McDonalds Japan is investigating a series of food-safety issues as customers reported to have found a human tooth in their fries, a vinyl in their McNugget product and even a plastic object in a chocolate sundae a child was eating.
In August 2014, a human tooth was discovered in one of a customer's fries and a child's mouth was injured by a plastic object included in a chocolate sundae.
More recently, a customer found a half-inch strip of vinyl in a McDonald's Japan's Chicken McNugget over the weekend, causing the fastfood chain in Japan to stop the sales of its nuggets on the same day the object was discovered.
At a news conference, executives from McDonald's Japan, which McDonald's Corp owns almost half, aimed to reassure its customers that its food products are still safe.
"I am confident that my family can eat McDonald's products," McDonald's Holding Co (Japan) Limited senior vice president Takehiko Aoki told Reuters.

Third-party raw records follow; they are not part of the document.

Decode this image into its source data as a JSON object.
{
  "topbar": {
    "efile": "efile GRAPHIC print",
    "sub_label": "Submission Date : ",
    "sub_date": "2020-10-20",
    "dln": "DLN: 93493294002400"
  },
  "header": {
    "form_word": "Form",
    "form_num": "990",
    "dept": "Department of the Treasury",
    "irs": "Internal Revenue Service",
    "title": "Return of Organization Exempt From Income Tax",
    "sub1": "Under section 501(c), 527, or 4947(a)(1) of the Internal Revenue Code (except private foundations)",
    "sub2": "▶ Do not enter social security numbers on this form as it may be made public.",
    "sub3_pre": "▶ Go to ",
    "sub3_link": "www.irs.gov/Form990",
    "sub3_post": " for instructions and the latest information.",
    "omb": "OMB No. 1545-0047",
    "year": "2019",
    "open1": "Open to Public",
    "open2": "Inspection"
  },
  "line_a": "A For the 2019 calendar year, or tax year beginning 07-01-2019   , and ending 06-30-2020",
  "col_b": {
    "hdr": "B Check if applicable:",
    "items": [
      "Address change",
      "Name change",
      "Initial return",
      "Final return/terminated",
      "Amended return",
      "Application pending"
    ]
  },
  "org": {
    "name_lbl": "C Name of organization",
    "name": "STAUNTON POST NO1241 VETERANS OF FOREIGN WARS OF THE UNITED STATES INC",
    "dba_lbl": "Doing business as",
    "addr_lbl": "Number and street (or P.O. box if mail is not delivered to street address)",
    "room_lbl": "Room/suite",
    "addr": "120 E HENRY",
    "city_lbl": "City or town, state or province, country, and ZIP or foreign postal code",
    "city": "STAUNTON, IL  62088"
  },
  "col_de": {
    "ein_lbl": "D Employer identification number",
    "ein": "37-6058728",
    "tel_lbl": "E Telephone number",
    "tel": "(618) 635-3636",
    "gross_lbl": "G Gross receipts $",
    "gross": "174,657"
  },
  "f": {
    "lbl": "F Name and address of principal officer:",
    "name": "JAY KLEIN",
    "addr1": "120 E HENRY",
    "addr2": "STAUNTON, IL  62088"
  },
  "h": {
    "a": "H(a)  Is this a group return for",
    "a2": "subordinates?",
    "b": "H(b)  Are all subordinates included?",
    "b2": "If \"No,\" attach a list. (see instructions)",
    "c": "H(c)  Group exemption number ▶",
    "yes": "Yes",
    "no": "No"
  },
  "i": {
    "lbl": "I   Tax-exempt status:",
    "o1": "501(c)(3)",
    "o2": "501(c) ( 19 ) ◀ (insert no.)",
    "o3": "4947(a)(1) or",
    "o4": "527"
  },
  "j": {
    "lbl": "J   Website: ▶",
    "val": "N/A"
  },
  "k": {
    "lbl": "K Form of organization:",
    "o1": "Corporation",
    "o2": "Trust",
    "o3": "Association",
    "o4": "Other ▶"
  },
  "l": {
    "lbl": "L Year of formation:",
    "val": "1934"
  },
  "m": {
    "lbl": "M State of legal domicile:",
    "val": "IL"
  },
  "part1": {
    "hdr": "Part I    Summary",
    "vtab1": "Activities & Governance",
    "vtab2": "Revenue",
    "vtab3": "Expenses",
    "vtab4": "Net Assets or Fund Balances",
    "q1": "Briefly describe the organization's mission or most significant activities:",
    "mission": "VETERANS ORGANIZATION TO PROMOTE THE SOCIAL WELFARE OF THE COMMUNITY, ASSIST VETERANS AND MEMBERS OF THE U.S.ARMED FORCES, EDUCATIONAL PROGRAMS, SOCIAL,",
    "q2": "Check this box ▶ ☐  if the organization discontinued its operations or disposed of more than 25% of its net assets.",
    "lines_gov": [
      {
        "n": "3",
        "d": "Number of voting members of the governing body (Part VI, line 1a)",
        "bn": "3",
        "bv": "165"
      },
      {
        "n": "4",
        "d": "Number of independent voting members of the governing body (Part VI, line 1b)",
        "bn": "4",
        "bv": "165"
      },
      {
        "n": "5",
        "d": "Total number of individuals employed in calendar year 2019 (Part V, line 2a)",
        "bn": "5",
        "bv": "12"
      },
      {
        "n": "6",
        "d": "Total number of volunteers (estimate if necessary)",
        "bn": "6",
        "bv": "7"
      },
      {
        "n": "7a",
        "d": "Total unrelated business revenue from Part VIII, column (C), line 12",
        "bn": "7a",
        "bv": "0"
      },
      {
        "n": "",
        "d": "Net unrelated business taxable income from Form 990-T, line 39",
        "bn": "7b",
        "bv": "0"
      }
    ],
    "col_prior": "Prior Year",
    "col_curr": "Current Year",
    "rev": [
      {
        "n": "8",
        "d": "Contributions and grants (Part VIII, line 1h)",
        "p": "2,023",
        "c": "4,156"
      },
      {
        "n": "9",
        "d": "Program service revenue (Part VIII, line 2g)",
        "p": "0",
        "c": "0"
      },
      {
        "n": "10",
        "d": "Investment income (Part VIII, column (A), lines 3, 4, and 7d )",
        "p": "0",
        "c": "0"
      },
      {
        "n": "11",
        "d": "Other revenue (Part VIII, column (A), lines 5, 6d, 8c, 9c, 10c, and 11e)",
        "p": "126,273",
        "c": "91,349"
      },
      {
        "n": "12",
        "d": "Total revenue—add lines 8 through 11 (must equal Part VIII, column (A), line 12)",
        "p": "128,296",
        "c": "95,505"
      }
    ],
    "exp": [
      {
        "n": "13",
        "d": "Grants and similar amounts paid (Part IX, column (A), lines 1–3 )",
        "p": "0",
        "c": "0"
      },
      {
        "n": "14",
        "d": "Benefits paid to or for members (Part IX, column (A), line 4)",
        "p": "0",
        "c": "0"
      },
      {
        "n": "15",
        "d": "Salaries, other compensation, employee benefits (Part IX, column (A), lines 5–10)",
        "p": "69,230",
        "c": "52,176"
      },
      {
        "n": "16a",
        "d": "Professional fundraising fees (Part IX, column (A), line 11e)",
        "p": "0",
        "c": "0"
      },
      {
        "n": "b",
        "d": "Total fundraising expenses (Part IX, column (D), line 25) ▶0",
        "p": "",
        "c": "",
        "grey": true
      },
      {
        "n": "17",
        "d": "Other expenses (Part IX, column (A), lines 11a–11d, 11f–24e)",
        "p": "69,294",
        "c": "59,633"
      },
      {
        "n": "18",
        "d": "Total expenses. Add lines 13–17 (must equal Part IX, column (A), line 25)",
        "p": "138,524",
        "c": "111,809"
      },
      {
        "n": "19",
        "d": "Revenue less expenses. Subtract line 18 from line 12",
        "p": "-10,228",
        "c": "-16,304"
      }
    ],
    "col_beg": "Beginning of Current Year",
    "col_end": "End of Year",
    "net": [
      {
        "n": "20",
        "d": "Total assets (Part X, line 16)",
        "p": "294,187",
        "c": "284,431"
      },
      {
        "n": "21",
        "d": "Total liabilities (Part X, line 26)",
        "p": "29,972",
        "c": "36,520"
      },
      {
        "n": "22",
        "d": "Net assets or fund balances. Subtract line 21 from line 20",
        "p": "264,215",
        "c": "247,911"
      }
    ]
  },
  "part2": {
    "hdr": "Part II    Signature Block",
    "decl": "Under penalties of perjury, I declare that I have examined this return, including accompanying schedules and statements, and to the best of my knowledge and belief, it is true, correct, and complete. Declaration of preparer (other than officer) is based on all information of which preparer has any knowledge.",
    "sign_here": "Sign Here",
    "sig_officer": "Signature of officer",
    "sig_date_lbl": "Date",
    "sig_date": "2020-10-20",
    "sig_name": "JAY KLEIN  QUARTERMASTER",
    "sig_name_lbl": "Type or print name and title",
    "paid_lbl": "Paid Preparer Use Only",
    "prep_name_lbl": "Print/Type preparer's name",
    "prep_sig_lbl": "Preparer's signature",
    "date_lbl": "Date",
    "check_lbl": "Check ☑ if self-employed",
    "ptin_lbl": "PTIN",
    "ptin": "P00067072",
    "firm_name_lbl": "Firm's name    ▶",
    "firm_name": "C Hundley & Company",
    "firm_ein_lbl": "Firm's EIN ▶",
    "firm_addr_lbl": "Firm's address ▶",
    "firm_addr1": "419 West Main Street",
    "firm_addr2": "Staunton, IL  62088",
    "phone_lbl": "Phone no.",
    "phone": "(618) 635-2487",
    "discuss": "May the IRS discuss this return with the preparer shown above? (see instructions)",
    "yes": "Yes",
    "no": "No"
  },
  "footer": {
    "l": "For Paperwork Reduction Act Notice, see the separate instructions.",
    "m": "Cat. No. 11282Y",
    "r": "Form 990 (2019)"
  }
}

The fastfood giant is looking to Brazil for a new nuggets supplier, again, after it switched to three plants from Thailand after a media report from July 20 about its former Chinese supplier, Shanghai Husi Food Co Ltd, showed workers repacking expired meat and changing the products' expiration dates.
The contaminated nugget came from the Cargill Thailand plant located in Saraburi.
According to McDonald's Japan spokesman Takashi Hasegawa, the nuggets in question were sold at two of its branches in Japan.
Corporate affairs vice president for Cargill Asia Pacific Bruce Blakeman told Businessweek that they are already investigating the matter.